Germany and the United States reaffirm pledge to return Nazi-looted art to owners.

27.11.2018
Monika Grütters und Stuart Eizenstat
Monika Grütters und Stuart Eizenstat © dpa

Berlin (dpa) - Germany and the United States signed a declaration during an international conference in Berlin on Monday that reiterated their commitment to returning art stolen by the Nazis to their rightful owners.

The agreement recommits both sides to returning Nazi-looted artworks to the heirs of their previous owners, or - should that not be possible - finding another fair solution.

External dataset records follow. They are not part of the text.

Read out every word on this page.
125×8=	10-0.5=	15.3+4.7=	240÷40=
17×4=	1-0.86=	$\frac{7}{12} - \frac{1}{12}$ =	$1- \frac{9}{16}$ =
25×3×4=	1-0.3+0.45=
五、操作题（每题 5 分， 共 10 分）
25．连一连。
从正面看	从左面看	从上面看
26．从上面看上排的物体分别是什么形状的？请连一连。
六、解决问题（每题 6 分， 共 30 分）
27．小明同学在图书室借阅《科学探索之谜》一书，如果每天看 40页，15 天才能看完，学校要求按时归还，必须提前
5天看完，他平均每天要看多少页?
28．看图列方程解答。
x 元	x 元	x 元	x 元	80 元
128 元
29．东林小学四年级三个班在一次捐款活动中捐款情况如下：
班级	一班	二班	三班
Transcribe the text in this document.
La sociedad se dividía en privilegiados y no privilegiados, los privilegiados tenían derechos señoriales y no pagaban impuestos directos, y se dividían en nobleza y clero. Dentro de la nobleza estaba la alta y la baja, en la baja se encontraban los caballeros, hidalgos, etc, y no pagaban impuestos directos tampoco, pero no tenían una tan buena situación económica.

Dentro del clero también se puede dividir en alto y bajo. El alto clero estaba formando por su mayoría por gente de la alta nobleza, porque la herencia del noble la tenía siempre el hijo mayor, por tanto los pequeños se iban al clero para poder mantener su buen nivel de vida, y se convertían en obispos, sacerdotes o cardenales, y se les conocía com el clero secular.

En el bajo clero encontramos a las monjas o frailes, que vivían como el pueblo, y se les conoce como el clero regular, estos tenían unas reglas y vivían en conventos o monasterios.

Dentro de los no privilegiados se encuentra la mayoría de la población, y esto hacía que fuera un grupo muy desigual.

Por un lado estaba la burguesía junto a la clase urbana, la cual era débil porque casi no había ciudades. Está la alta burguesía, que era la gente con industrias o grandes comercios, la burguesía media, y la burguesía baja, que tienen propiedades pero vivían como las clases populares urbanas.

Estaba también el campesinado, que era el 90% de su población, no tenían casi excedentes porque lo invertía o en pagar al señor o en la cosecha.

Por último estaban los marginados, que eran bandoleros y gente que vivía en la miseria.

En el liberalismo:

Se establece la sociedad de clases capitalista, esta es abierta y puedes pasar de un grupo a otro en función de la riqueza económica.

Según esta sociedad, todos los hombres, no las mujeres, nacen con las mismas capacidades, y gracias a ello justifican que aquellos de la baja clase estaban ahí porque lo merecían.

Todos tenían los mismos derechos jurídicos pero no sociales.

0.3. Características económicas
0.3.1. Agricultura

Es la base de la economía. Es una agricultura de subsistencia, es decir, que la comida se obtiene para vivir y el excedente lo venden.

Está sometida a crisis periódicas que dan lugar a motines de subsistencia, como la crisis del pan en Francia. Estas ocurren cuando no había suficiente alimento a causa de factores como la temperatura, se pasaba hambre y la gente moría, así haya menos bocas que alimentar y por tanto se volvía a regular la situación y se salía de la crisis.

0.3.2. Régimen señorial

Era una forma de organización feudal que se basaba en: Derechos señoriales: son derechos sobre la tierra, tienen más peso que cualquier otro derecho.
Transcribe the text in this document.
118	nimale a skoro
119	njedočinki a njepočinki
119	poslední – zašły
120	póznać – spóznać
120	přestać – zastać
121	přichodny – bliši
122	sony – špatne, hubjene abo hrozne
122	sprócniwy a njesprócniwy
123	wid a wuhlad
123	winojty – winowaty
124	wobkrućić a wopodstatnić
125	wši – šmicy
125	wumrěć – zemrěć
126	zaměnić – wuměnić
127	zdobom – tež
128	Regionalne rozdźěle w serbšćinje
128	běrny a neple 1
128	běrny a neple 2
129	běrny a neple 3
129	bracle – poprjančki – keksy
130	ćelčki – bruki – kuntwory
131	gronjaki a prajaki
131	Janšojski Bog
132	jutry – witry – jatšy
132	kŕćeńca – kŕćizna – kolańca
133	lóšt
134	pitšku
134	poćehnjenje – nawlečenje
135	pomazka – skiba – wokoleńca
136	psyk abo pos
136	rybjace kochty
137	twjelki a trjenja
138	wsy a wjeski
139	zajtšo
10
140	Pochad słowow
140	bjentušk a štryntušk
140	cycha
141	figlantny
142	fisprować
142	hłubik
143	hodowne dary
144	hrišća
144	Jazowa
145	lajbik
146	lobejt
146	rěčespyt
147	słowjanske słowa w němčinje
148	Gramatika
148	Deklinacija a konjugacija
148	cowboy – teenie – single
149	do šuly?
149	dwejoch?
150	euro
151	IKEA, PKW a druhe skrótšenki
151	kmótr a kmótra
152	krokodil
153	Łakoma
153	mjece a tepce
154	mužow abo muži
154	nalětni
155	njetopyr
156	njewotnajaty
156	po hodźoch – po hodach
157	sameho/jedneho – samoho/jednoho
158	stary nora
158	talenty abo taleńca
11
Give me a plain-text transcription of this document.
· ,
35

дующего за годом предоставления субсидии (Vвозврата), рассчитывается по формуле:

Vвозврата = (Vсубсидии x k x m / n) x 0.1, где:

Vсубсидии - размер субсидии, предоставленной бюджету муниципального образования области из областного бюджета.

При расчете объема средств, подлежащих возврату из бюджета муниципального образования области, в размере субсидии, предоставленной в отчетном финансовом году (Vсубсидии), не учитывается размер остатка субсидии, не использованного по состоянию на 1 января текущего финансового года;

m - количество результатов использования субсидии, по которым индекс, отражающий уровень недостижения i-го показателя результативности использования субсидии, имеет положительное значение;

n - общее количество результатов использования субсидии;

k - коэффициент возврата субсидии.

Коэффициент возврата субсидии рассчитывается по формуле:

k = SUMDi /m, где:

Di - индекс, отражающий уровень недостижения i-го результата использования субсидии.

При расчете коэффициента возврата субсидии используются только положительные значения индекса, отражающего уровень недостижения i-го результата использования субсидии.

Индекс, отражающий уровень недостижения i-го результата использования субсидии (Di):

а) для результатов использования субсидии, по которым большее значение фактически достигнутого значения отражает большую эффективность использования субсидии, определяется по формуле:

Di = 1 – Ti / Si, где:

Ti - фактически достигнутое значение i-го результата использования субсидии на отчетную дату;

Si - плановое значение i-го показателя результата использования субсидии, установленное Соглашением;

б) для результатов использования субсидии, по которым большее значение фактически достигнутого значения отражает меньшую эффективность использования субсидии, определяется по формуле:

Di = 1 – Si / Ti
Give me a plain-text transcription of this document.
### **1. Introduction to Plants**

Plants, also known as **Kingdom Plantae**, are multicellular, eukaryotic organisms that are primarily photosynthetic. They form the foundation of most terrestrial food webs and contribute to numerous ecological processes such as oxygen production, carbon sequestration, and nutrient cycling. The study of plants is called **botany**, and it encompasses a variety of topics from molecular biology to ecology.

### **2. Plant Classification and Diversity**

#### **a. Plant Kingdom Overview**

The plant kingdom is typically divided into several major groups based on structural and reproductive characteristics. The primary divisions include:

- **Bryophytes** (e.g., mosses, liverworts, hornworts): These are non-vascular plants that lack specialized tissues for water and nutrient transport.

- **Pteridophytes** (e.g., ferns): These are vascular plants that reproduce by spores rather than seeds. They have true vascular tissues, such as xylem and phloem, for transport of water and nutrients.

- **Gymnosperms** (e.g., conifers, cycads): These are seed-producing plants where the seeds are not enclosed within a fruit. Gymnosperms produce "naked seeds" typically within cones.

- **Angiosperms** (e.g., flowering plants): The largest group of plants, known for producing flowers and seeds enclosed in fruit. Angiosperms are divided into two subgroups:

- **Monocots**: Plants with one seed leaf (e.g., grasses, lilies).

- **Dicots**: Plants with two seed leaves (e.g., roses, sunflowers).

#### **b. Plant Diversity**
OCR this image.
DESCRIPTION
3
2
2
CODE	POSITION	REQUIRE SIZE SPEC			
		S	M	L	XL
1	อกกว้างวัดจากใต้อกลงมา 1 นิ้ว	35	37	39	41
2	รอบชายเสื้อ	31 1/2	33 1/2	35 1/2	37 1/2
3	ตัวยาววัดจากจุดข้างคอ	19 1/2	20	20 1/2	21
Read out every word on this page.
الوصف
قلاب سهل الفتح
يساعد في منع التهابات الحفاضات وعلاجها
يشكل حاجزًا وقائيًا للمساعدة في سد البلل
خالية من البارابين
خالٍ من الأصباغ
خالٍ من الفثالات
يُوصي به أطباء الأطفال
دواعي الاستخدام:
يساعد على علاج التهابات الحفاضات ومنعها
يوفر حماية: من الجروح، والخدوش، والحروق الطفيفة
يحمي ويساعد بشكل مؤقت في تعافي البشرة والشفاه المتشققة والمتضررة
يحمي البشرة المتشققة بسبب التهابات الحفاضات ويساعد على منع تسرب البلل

It comes 20 years after guidelines known as the WashingtonPrinciples first set out international obligations towards the victims of Nazi persecution and their heirs in 1998.

Some 1,000 experts were expected to attend the conference, which runs until Wednesday, to discuss progress on the guidelines.

US businessman Ronald Lauder, who is president of the World Jewish Congress, is expected to attend the conference. Lauder recently accused Germany yet again of dragging its heels in the search for Nazi-looted art.

After the crimes of the Nazi era, Germany has a lasting historical and moral obligation to the victims and their descendants, German Culture Minister Monika Gruetters said.

The Washington Principles, agreed in December 1998 at the Washington Conference on Holocaust-Era Assets, state that steps should be taken "expeditiously to achieve a just and fair solution" when Nazi-looted art is uncovered.

German-French colonialism expert Benedicte Savoy was also expected to address the conference.

The Berlin conference is being organized by the German Lost Art Foundation based in the city of Magdeburg and is being funded from Minister Gruetters' budget.

Gilbert Lupfer, a member of the board of the German Lost Art Foundation and the conference host, says that Germany is on the right path, but acknowledges the need for further improvement."Provenance research must be intensified further, professionalized and become better networked internationally," Lupfer told dpa.

This is a core aim of the conference, he says - as is persuading small museums, private collectors and art dealers to become more strongly engaged in clarifying provenance questions.

Just how closely Germany is being watched regarding these issues became clear a few years ago, in 2012, when a horde of artworks were found in an apartment in Munich's Schwabing district.

The apartment was that of Cornelius Gurlitt, a loner and son of a known Nazi art dealer. German justice authorities confiscated the priceless collection suspected of having been stolen art. The "Nazi treasure worth billions" made headlines around the world.

Of the 1,500 artworks, experts were able to clearly identify only six as having been stolen by the Nazis. But at least four of the stolen paintings have been returned to the heirs of the original Jewish owners, including Max Liebermann's "Two Riders on the Beach" and Henri Matisse's "Seated Woman."
 
The Washington conference, called then US Secretary of State Madeleine Albright, laid the foundations for such provenance efforts. Forty-four states, 12 non-governmental organizations and the Vatican signed the accord.

"Washington was a revolution," former US diplomat Stuart Eizenstat has written in a magazine published by the Prussian Cultural Heritage Foundation devoted to the subject.